Comme ils ne parvenaient pas à un accord, l' IATSE a demandé à ses membres d'autoriser une grève, et le taux de participation a été de 89 % . Juste pour mettre en perspective à quel point la menace était réelle et à quel point elle aurait été perturbatrice si des milliers de travailleurs quittaient les plateaux de cinéma et de télévision.

Cependant, grâce à un accord de principe, la menace d'une grève a été écartée. Du moins pour l'instant, car les travailleurs sont toujours opposés aux horaires de travail proposés .

Dans sa déclaration, le président de l'IATSE, Loeb, déclare qu'il s'agit d'une fin hollywoodienne :

« Nos membres ont tenu bon. Nous sommes durs et solidaires. Nous sommes allés de pair avec certaines des entreprises de divertissement et de technologie les plus riches et les plus puissantes au monde, et nous avons maintenant conclu un accord avec l'AMPTP qui répond aux besoins de nos membres.

Il poursuit en disant que cela devrait servir de "modèle pour les autres travailleurs des industries du divertissement et de la technologie, pour les travailleurs employés par les sociétés de jeux et pour les soi-disant" travailleurs de concerts ". Et de conclure : « La solidarité est plus qu'un mot. C'est la façon de faire avancer les choses.

Vraiment, comme le PR Daily l'a appelé, il y a une «révolution du travail» qui se passe à travers les États-Unis en ce moment. L'IATSE n'est pas la seule à mener une bonne lutte pour les droits de ses travailleurs, car il y a une recrudescence des grèves à travers le pays dans différentes industries , de la construction (John Deere) et de la fabrication alimentaire (Kellogg's, Frito-Lay) aux soins de santé. (Kaiser Permanente).

La raison de cette soi-disant révolution est en quelque sorte double.

Il y a le phénomène de la « grande démission » ou « le grand départ » , où les gens quittent volontairement et massivement leur emploi. En fait, le mois dernier, un nombre record de 4,1 millions de travailleurs américains ont démissionné volontairement, et les PDG citent la pénurie de main-d'œuvre comme l'un des plus grands défis de l'année à venir.

Comme l'a montré l'étude Edelman mentionnée précédemment, le pouvoir semble se déplacer quelque peu vers les employés. En effet, une étude Fortune confirme que les entreprises se battent pour garder leurs employés :

  • 80 % des PDG interrogés ont déclaré qu'ils offraient une plus grande flexibilité au travail à domicile pour tenter de retenir et d'attirer les talents.
  • 68 % des PDG ont déclaré avoir mis davantage l'accent sur l'objectif de l'entreprise.

La pandémie est un peu liée à cela. Alors que le début du confinement a été marqué par la précarité de l'emploi, il semble que toute cette période ait également modifié les perceptions – et les priorités des travailleurs. Pondérés par les pressions, la charge de travail élevée et le (dés)équilibre travail-vie personnelle, les employés ont peut-être commencé à repenser leur environnement et leurs conditions de travail et ce qu'ils peuvent sacrifier au lieu de leur emploi.
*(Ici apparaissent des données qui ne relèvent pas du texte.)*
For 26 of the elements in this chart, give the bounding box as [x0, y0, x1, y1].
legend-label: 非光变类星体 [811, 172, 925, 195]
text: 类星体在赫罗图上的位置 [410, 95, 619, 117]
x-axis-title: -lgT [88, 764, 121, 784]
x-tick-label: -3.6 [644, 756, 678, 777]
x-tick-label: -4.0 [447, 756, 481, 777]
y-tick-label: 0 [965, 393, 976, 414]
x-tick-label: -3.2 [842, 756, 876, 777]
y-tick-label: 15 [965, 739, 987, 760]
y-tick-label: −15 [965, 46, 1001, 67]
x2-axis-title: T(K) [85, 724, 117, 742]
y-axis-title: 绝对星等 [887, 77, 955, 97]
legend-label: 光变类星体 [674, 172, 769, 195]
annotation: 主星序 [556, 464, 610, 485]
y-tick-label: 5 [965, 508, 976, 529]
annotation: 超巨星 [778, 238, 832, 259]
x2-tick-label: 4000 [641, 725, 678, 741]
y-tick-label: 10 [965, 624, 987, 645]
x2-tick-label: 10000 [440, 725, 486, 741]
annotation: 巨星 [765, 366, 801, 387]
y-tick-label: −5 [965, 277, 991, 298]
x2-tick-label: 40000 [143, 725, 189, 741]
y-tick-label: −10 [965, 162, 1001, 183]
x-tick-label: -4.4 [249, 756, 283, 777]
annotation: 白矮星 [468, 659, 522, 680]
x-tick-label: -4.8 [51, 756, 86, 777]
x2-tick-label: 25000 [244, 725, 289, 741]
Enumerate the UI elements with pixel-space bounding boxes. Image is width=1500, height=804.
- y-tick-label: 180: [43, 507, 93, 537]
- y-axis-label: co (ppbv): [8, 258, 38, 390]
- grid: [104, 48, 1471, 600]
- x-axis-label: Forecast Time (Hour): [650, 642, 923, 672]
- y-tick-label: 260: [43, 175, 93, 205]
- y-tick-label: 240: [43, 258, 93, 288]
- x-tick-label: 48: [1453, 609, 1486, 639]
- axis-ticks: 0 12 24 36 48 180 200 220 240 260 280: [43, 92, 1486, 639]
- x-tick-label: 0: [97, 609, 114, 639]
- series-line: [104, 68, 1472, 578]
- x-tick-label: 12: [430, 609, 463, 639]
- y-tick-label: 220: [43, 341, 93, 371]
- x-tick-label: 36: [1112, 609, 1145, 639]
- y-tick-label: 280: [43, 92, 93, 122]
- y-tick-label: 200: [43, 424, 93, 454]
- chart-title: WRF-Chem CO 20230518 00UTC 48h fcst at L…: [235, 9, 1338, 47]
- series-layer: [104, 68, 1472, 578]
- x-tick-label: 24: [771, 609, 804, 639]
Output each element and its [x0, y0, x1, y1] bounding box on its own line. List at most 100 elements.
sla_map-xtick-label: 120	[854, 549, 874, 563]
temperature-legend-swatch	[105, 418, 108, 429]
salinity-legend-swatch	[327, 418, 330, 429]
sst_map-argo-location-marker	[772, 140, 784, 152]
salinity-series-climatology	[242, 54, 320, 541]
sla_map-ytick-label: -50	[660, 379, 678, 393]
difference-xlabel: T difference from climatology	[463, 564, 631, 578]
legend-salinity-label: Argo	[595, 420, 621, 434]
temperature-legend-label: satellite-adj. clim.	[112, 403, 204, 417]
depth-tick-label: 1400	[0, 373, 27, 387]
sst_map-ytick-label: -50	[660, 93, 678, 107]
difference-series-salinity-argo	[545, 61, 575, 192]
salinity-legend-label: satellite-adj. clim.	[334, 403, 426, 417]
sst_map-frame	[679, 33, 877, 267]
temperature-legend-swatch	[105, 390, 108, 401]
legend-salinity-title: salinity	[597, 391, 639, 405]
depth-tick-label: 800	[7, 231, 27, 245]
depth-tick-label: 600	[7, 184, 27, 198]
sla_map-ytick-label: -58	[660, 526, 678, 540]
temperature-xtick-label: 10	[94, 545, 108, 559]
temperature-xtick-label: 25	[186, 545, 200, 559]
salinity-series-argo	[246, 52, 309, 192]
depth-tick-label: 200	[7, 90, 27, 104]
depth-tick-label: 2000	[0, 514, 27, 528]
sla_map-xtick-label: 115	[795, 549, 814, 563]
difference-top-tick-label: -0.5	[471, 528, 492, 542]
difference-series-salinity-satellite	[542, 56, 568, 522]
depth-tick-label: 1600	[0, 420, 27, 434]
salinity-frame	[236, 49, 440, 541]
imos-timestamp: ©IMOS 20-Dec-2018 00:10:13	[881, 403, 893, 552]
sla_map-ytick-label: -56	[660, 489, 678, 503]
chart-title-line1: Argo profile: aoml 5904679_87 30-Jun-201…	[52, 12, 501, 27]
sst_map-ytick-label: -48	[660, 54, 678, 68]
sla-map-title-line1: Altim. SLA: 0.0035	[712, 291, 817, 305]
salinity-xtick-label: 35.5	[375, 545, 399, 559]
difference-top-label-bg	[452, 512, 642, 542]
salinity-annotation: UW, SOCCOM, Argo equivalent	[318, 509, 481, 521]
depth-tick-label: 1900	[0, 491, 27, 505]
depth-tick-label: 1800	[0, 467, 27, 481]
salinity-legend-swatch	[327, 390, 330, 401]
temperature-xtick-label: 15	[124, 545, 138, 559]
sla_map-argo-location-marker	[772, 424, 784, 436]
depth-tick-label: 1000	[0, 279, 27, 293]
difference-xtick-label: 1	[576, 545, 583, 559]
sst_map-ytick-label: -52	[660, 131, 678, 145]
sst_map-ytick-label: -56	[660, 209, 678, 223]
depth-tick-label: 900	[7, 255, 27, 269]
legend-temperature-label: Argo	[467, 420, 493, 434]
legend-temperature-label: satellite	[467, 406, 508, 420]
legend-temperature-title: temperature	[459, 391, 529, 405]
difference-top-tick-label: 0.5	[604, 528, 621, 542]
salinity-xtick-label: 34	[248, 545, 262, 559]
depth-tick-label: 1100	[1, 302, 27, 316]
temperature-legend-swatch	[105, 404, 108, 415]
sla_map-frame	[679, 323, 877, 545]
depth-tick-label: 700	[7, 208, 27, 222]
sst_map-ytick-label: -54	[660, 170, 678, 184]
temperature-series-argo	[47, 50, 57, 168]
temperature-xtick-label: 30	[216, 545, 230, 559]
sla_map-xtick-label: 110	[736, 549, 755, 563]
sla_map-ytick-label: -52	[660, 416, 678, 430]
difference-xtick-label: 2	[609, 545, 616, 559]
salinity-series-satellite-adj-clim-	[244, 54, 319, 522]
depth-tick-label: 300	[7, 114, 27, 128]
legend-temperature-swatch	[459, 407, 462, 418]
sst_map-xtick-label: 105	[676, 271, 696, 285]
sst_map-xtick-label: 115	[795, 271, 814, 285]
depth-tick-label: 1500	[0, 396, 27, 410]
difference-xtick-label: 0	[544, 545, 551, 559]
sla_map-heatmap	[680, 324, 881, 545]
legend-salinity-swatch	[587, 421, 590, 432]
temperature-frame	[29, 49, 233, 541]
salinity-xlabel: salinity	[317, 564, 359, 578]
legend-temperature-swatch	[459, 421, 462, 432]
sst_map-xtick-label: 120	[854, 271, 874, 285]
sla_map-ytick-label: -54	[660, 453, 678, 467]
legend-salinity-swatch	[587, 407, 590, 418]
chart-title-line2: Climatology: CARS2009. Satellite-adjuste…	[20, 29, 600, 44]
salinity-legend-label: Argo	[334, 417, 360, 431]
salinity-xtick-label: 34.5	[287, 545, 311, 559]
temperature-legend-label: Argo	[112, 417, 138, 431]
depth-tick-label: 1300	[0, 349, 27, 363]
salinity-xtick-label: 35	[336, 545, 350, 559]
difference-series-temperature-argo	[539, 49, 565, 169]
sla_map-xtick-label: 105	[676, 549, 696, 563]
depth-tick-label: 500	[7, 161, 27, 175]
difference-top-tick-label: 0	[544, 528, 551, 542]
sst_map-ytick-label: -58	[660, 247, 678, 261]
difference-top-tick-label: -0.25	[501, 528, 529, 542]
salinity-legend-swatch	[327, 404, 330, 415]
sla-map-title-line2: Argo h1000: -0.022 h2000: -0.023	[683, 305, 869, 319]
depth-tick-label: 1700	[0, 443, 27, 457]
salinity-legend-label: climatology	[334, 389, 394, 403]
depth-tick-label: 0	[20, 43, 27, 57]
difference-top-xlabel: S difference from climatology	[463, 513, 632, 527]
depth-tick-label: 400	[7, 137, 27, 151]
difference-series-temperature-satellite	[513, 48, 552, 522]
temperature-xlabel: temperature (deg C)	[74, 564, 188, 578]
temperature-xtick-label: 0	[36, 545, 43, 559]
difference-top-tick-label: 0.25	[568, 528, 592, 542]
D'où les grèves et la réticence à aller avec le statu quo. D'où la nécessité du changement.

Aussi stressantes, effrayantes et turbulentes qu'aient été ces deux dernières années, on a l'impression qu'elles nous ont tous réveillés collectivement.

C'est comme si nous pouvions stagner, avoir peur d'exprimer nos opinions et de prendre position contre les injustices. Et puis tout à coup, tout le monde s'est réveillé et n'a plus rien dit.

Cela ne veut pas dire que nous vivons maintenant ou sommes plus proches de l'utopie d'un lieu de travail. Loin de là. Il y a juste plus de résistance chez les gens, un refus d'être traité comme jetable. Et cette résistance se transforme lentement de douce et silencieuse à bruyante et affirmée.

Et à cela je dis, tant mieux pour nous.